Mi ha dato tre dischetti e se n’è andato, senza chiedermi niente: un comportamento molto umano, poichè gli esseri umani si distinguono dagli altri animali anche per essere gli unici in grado di fare le cose in cambio di niente. E io sono tornato a casa con questo dono ― sapendo bene, com’è naturale, che non era solo per me, ma per tutti gli Anticolani ― ho inserito i cd nel lettore del computer e ho guardato queste immagini. E la mia mente e il mio cuore si sono riempite di uomini e donne e bambini e luoghi e momenti che non sono mai stati nella mia vita, che non sono mai stati i miei cari, i miei luoghi, ma che ora stavano diventando anche miei.
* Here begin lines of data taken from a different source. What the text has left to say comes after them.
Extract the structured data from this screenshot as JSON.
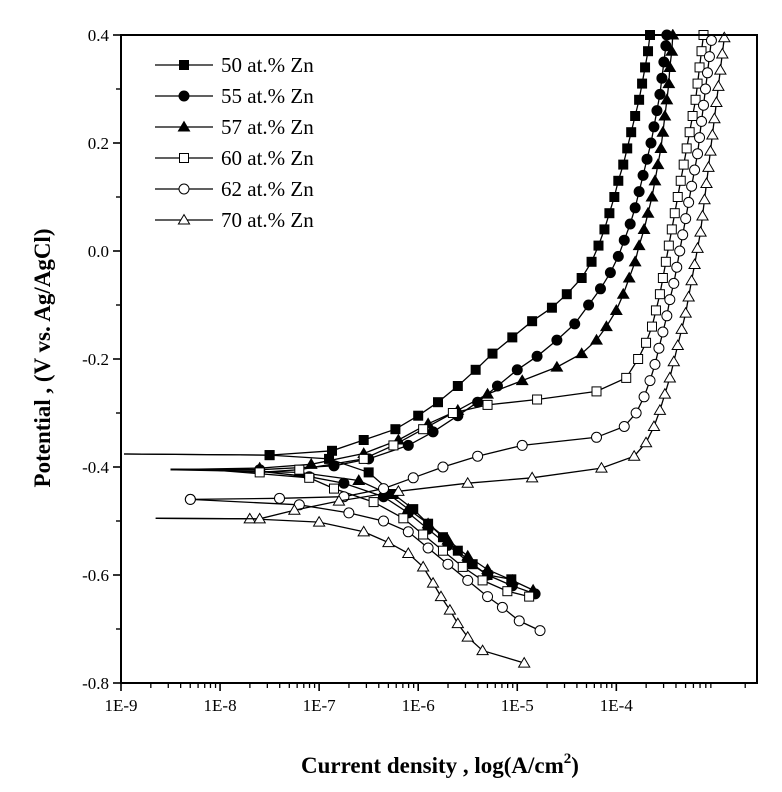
{
  "chart_data": {
    "type": "line",
    "title": "",
    "xlabel": "Current density ,  log(A/cm",
    "xlabel_sup": "2",
    "xlabel_end": ")",
    "ylabel": "Potential , (V vs. Ag/AgCl)",
    "xscale": "log",
    "xlim_log10": [
      -9,
      -2.58
    ],
    "ylim": [
      -0.8,
      0.4
    ],
    "x_ticks": [
      {
        "log10": -9,
        "label": "1E-9"
      },
      {
        "log10": -8,
        "label": "1E-8"
      },
      {
        "log10": -7,
        "label": "1E-7"
      },
      {
        "log10": -6,
        "label": "1E-6"
      },
      {
        "log10": -5,
        "label": "1E-5"
      },
      {
        "log10": -4,
        "label": "1E-4"
      }
    ],
    "y_ticks": [
      {
        "value": 0.4,
        "label": "0.4"
      },
      {
        "value": 0.2,
        "label": "0.2"
      },
      {
        "value": 0.0,
        "label": "0.0"
      },
      {
        "value": -0.2,
        "label": "-0.2"
      },
      {
        "value": -0.4,
        "label": "-0.4"
      },
      {
        "value": -0.6,
        "label": "-0.6"
      },
      {
        "value": -0.8,
        "label": "-0.8"
      }
    ],
    "grid": false,
    "legend_position": "top-left",
    "series": [
      {
        "name": "50 at.% Zn",
        "marker": "square",
        "filled": true,
        "color": "#000000",
        "cathodic": [
          [
            -5.06,
            -0.608
          ],
          [
            -5.3,
            -0.6
          ],
          [
            -5.45,
            -0.58
          ],
          [
            -5.6,
            -0.555
          ],
          [
            -5.75,
            -0.53
          ],
          [
            -5.9,
            -0.505
          ],
          [
            -6.05,
            -0.478
          ],
          [
            -6.25,
            -0.45
          ],
          [
            -6.5,
            -0.41
          ],
          [
            -6.9,
            -0.385
          ],
          [
            -7.5,
            -0.378
          ],
          [
            -8.97,
            -0.376
          ]
        ],
        "anodic": [
          [
            -8.97,
            -0.376
          ],
          [
            -7.5,
            -0.378
          ],
          [
            -6.87,
            -0.37
          ],
          [
            -6.55,
            -0.35
          ],
          [
            -6.23,
            -0.33
          ],
          [
            -6.0,
            -0.305
          ],
          [
            -5.8,
            -0.28
          ],
          [
            -5.6,
            -0.25
          ],
          [
            -5.42,
            -0.22
          ],
          [
            -5.25,
            -0.19
          ],
          [
            -5.05,
            -0.16
          ],
          [
            -4.85,
            -0.13
          ],
          [
            -4.65,
            -0.105
          ],
          [
            -4.5,
            -0.08
          ],
          [
            -4.35,
            -0.05
          ],
          [
            -4.25,
            -0.02
          ],
          [
            -4.18,
            0.01
          ],
          [
            -4.12,
            0.04
          ],
          [
            -4.07,
            0.07
          ],
          [
            -4.02,
            0.1
          ],
          [
            -3.98,
            0.13
          ],
          [
            -3.93,
            0.16
          ],
          [
            -3.89,
            0.19
          ],
          [
            -3.85,
            0.22
          ],
          [
            -3.81,
            0.25
          ],
          [
            -3.77,
            0.28
          ],
          [
            -3.74,
            0.31
          ],
          [
            -3.71,
            0.34
          ],
          [
            -3.68,
            0.37
          ],
          [
            -3.66,
            0.4
          ]
        ]
      },
      {
        "name": "55 at.% Zn",
        "marker": "circle",
        "filled": true,
        "color": "#000000",
        "cathodic": [
          [
            -4.82,
            -0.635
          ],
          [
            -5.05,
            -0.62
          ],
          [
            -5.3,
            -0.6
          ],
          [
            -5.5,
            -0.575
          ],
          [
            -5.7,
            -0.545
          ],
          [
            -5.9,
            -0.515
          ],
          [
            -6.1,
            -0.485
          ],
          [
            -6.35,
            -0.455
          ],
          [
            -6.75,
            -0.43
          ],
          [
            -7.1,
            -0.418
          ],
          [
            -7.6,
            -0.408
          ],
          [
            -8.5,
            -0.404
          ]
        ],
        "anodic": [
          [
            -8.5,
            -0.404
          ],
          [
            -7.6,
            -0.405
          ],
          [
            -6.85,
            -0.398
          ],
          [
            -6.5,
            -0.385
          ],
          [
            -6.1,
            -0.36
          ],
          [
            -5.85,
            -0.335
          ],
          [
            -5.6,
            -0.305
          ],
          [
            -5.4,
            -0.28
          ],
          [
            -5.2,
            -0.25
          ],
          [
            -5.0,
            -0.22
          ],
          [
            -4.8,
            -0.195
          ],
          [
            -4.6,
            -0.165
          ],
          [
            -4.42,
            -0.135
          ],
          [
            -4.28,
            -0.1
          ],
          [
            -4.16,
            -0.07
          ],
          [
            -4.06,
            -0.04
          ],
          [
            -3.98,
            -0.01
          ],
          [
            -3.92,
            0.02
          ],
          [
            -3.86,
            0.05
          ],
          [
            -3.81,
            0.08
          ],
          [
            -3.77,
            0.11
          ],
          [
            -3.73,
            0.14
          ],
          [
            -3.69,
            0.17
          ],
          [
            -3.65,
            0.2
          ],
          [
            -3.62,
            0.23
          ],
          [
            -3.59,
            0.26
          ],
          [
            -3.56,
            0.29
          ],
          [
            -3.54,
            0.32
          ],
          [
            -3.52,
            0.35
          ],
          [
            -3.5,
            0.38
          ],
          [
            -3.49,
            0.4
          ]
        ]
      },
      {
        "name": "57 at.% Zn",
        "marker": "triangle",
        "filled": true,
        "color": "#000000",
        "cathodic": [
          [
            -4.84,
            -0.628
          ],
          [
            -5.05,
            -0.61
          ],
          [
            -5.3,
            -0.59
          ],
          [
            -5.5,
            -0.565
          ],
          [
            -5.7,
            -0.535
          ],
          [
            -5.9,
            -0.505
          ],
          [
            -6.1,
            -0.478
          ],
          [
            -6.3,
            -0.45
          ],
          [
            -6.6,
            -0.425
          ],
          [
            -7.2,
            -0.41
          ],
          [
            -8.5,
            -0.405
          ]
        ],
        "anodic": [
          [
            -8.5,
            -0.405
          ],
          [
            -7.6,
            -0.402
          ],
          [
            -7.08,
            -0.395
          ],
          [
            -6.55,
            -0.375
          ],
          [
            -6.2,
            -0.35
          ],
          [
            -5.9,
            -0.32
          ],
          [
            -5.6,
            -0.295
          ],
          [
            -5.3,
            -0.265
          ],
          [
            -4.95,
            -0.24
          ],
          [
            -4.6,
            -0.215
          ],
          [
            -4.35,
            -0.19
          ],
          [
            -4.2,
            -0.165
          ],
          [
            -4.1,
            -0.14
          ],
          [
            -4.0,
            -0.11
          ],
          [
            -3.93,
            -0.08
          ],
          [
            -3.87,
            -0.05
          ],
          [
            -3.81,
            -0.02
          ],
          [
            -3.77,
            0.01
          ],
          [
            -3.72,
            0.04
          ],
          [
            -3.68,
            0.07
          ],
          [
            -3.64,
            0.1
          ],
          [
            -3.61,
            0.13
          ],
          [
            -3.58,
            0.16
          ],
          [
            -3.55,
            0.19
          ],
          [
            -3.53,
            0.22
          ],
          [
            -3.51,
            0.25
          ],
          [
            -3.49,
            0.28
          ],
          [
            -3.47,
            0.31
          ],
          [
            -3.46,
            0.34
          ],
          [
            -3.44,
            0.37
          ],
          [
            -3.43,
            0.4
          ]
        ]
      },
      {
        "name": "60 at.% Zn",
        "marker": "square",
        "filled": false,
        "color": "#000000",
        "cathodic": [
          [
            -4.88,
            -0.64
          ],
          [
            -5.1,
            -0.63
          ],
          [
            -5.35,
            -0.61
          ],
          [
            -5.55,
            -0.585
          ],
          [
            -5.75,
            -0.555
          ],
          [
            -5.95,
            -0.525
          ],
          [
            -6.15,
            -0.495
          ],
          [
            -6.45,
            -0.465
          ],
          [
            -6.85,
            -0.44
          ],
          [
            -7.1,
            -0.42
          ],
          [
            -8.1,
            -0.405
          ]
        ],
        "anodic": [
          [
            -8.1,
            -0.405
          ],
          [
            -7.6,
            -0.41
          ],
          [
            -7.2,
            -0.405
          ],
          [
            -6.55,
            -0.385
          ],
          [
            -6.25,
            -0.36
          ],
          [
            -5.95,
            -0.33
          ],
          [
            -5.65,
            -0.3
          ],
          [
            -5.3,
            -0.285
          ],
          [
            -4.8,
            -0.275
          ],
          [
            -4.2,
            -0.26
          ],
          [
            -3.9,
            -0.235
          ],
          [
            -3.78,
            -0.2
          ],
          [
            -3.7,
            -0.17
          ],
          [
            -3.64,
            -0.14
          ],
          [
            -3.6,
            -0.11
          ],
          [
            -3.56,
            -0.08
          ],
          [
            -3.53,
            -0.05
          ],
          [
            -3.5,
            -0.02
          ],
          [
            -3.47,
            0.01
          ],
          [
            -3.44,
            0.04
          ],
          [
            -3.41,
            0.07
          ],
          [
            -3.38,
            0.1
          ],
          [
            -3.35,
            0.13
          ],
          [
            -3.32,
            0.16
          ],
          [
            -3.29,
            0.19
          ],
          [
            -3.26,
            0.22
          ],
          [
            -3.23,
            0.25
          ],
          [
            -3.2,
            0.28
          ],
          [
            -3.18,
            0.31
          ],
          [
            -3.16,
            0.34
          ],
          [
            -3.14,
            0.37
          ],
          [
            -3.12,
            0.4
          ]
        ]
      },
      {
        "name": "62 at.% Zn",
        "marker": "circle",
        "filled": false,
        "color": "#000000",
        "cathodic": [
          [
            -4.77,
            -0.703
          ],
          [
            -4.98,
            -0.685
          ],
          [
            -5.15,
            -0.66
          ],
          [
            -5.3,
            -0.64
          ],
          [
            -5.5,
            -0.61
          ],
          [
            -5.7,
            -0.58
          ],
          [
            -5.9,
            -0.55
          ],
          [
            -6.1,
            -0.52
          ],
          [
            -6.35,
            -0.5
          ],
          [
            -6.7,
            -0.485
          ],
          [
            -7.2,
            -0.47
          ],
          [
            -8.3,
            -0.46
          ]
        ],
        "anodic": [
          [
            -8.3,
            -0.46
          ],
          [
            -7.4,
            -0.458
          ],
          [
            -6.75,
            -0.455
          ],
          [
            -6.35,
            -0.44
          ],
          [
            -6.05,
            -0.42
          ],
          [
            -5.75,
            -0.4
          ],
          [
            -5.4,
            -0.38
          ],
          [
            -4.95,
            -0.36
          ],
          [
            -4.2,
            -0.345
          ],
          [
            -3.92,
            -0.325
          ],
          [
            -3.8,
            -0.3
          ],
          [
            -3.72,
            -0.27
          ],
          [
            -3.66,
            -0.24
          ],
          [
            -3.61,
            -0.21
          ],
          [
            -3.57,
            -0.18
          ],
          [
            -3.53,
            -0.15
          ],
          [
            -3.49,
            -0.12
          ],
          [
            -3.46,
            -0.09
          ],
          [
            -3.42,
            -0.06
          ],
          [
            -3.39,
            -0.03
          ],
          [
            -3.36,
            0.0
          ],
          [
            -3.33,
            0.03
          ],
          [
            -3.3,
            0.06
          ],
          [
            -3.27,
            0.09
          ],
          [
            -3.24,
            0.12
          ],
          [
            -3.21,
            0.15
          ],
          [
            -3.18,
            0.18
          ],
          [
            -3.16,
            0.21
          ],
          [
            -3.14,
            0.24
          ],
          [
            -3.12,
            0.27
          ],
          [
            -3.1,
            0.3
          ],
          [
            -3.08,
            0.33
          ],
          [
            -3.06,
            0.36
          ],
          [
            -3.04,
            0.39
          ]
        ]
      },
      {
        "name": "70 at.% Zn",
        "marker": "triangle",
        "filled": false,
        "color": "#000000",
        "cathodic": [
          [
            -4.93,
            -0.763
          ],
          [
            -5.35,
            -0.74
          ],
          [
            -5.5,
            -0.715
          ],
          [
            -5.6,
            -0.69
          ],
          [
            -5.68,
            -0.665
          ],
          [
            -5.77,
            -0.64
          ],
          [
            -5.85,
            -0.615
          ],
          [
            -5.95,
            -0.585
          ],
          [
            -6.1,
            -0.56
          ],
          [
            -6.3,
            -0.54
          ],
          [
            -6.55,
            -0.52
          ],
          [
            -7.0,
            -0.502
          ],
          [
            -7.7,
            -0.496
          ],
          [
            -8.65,
            -0.495
          ]
        ],
        "anodic": [
          [
            -8.65,
            -0.495
          ],
          [
            -7.6,
            -0.496
          ],
          [
            -7.25,
            -0.48
          ],
          [
            -6.8,
            -0.463
          ],
          [
            -6.2,
            -0.445
          ],
          [
            -5.5,
            -0.43
          ],
          [
            -4.85,
            -0.42
          ],
          [
            -4.15,
            -0.402
          ],
          [
            -3.82,
            -0.38
          ],
          [
            -3.7,
            -0.355
          ],
          [
            -3.62,
            -0.325
          ],
          [
            -3.56,
            -0.295
          ],
          [
            -3.51,
            -0.265
          ],
          [
            -3.46,
            -0.235
          ],
          [
            -3.42,
            -0.205
          ],
          [
            -3.38,
            -0.175
          ],
          [
            -3.34,
            -0.145
          ],
          [
            -3.3,
            -0.115
          ],
          [
            -3.27,
            -0.085
          ],
          [
            -3.24,
            -0.055
          ],
          [
            -3.21,
            -0.025
          ],
          [
            -3.18,
            0.005
          ],
          [
            -3.15,
            0.035
          ],
          [
            -3.13,
            0.065
          ],
          [
            -3.11,
            0.095
          ],
          [
            -3.09,
            0.125
          ],
          [
            -3.07,
            0.155
          ],
          [
            -3.05,
            0.185
          ],
          [
            -3.03,
            0.215
          ],
          [
            -3.01,
            0.245
          ],
          [
            -2.99,
            0.275
          ],
          [
            -2.97,
            0.305
          ],
          [
            -2.95,
            0.335
          ],
          [
            -2.93,
            0.365
          ],
          [
            -2.91,
            0.395
          ]
        ]
      }
    ]
  }
}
Ho trascorso, guardandole, momenti bellissimi. Non era come se guardassi le foto d’epoca di qualsiasi altro luogo... Erano immagini del luogo in cui da vent’anni lavoro, in cui trascorro la maggior parte del mio tempo. Le persone che vedevo mi emozionavano come se fossero i miei nonni e i bisnonni, i luoghi come se fossero quelli che ho scorrazzato in lungo e in largo quand’ero bambino. Sentivo i miei affetti moltiplicarsi, la mia esperienza e la mia memoria farsi più profonde, e la mia stessa vita farsi più vasta ed estesa: come se anch’io fossi stato in piazza delle Ville quando non era ancora lastricata; e ancora prima, quando Arturo Martini non aveva ancora scolpito la sua bellissima fontana, e Luigi Massimiani, detto Giggi il Moro, aveva gli anni che ho oggi io; e ancora prima, quando Ernst Stückelberg dipingeva il Violinista di Anticoli e la Processione di ragazze anticolane... Mi son sentito, insomma, non solo molto più anticolano di quanto finora son riuscito a essere, ma un anticolano migliore: più intelligente, più profondo, più creativo, più umano. E tutto ciò lo dovevo a Corrado, che un giorno ha avuto la bella pensata di estendere alla mia mente e al mio cuore il suo territorio umano di lavoro e di ricerca creativa, di immagini e di idee.
Il mio sentimento per lui è di grande riconoscenza, che desidero con queste righe testimoniare. E mi domando: quanto sarà grande, a maggior ragione, la riconoscenza per lui degli Anticolani veri? Di quelli che davvero sono nati qui e davvero ritrovano in queste immagini ciò che il tempo cerca di cancellare? Di quelli che ― se non ci fossero Corrado e i suoi amici, che “conquistano” e “occupano” parti delle nostre menti per arricchirle di immagini e di idee ― sarebbero preda di chi non è come loro, di chi dimentica e cancella, distrugge e annulla? Beati loro, io penso con un po’ d’invidia, poiché di certo ad Anticoli tutti li stimano e vogliono loro un gran bene, per il grande valore che essi danno e conservano ai tesori che altrimenti non solo perderemmo, ma non sapremmo mai di aver posseduto.
Tutti, intendo, gli Anticolani veri. Tutti noi.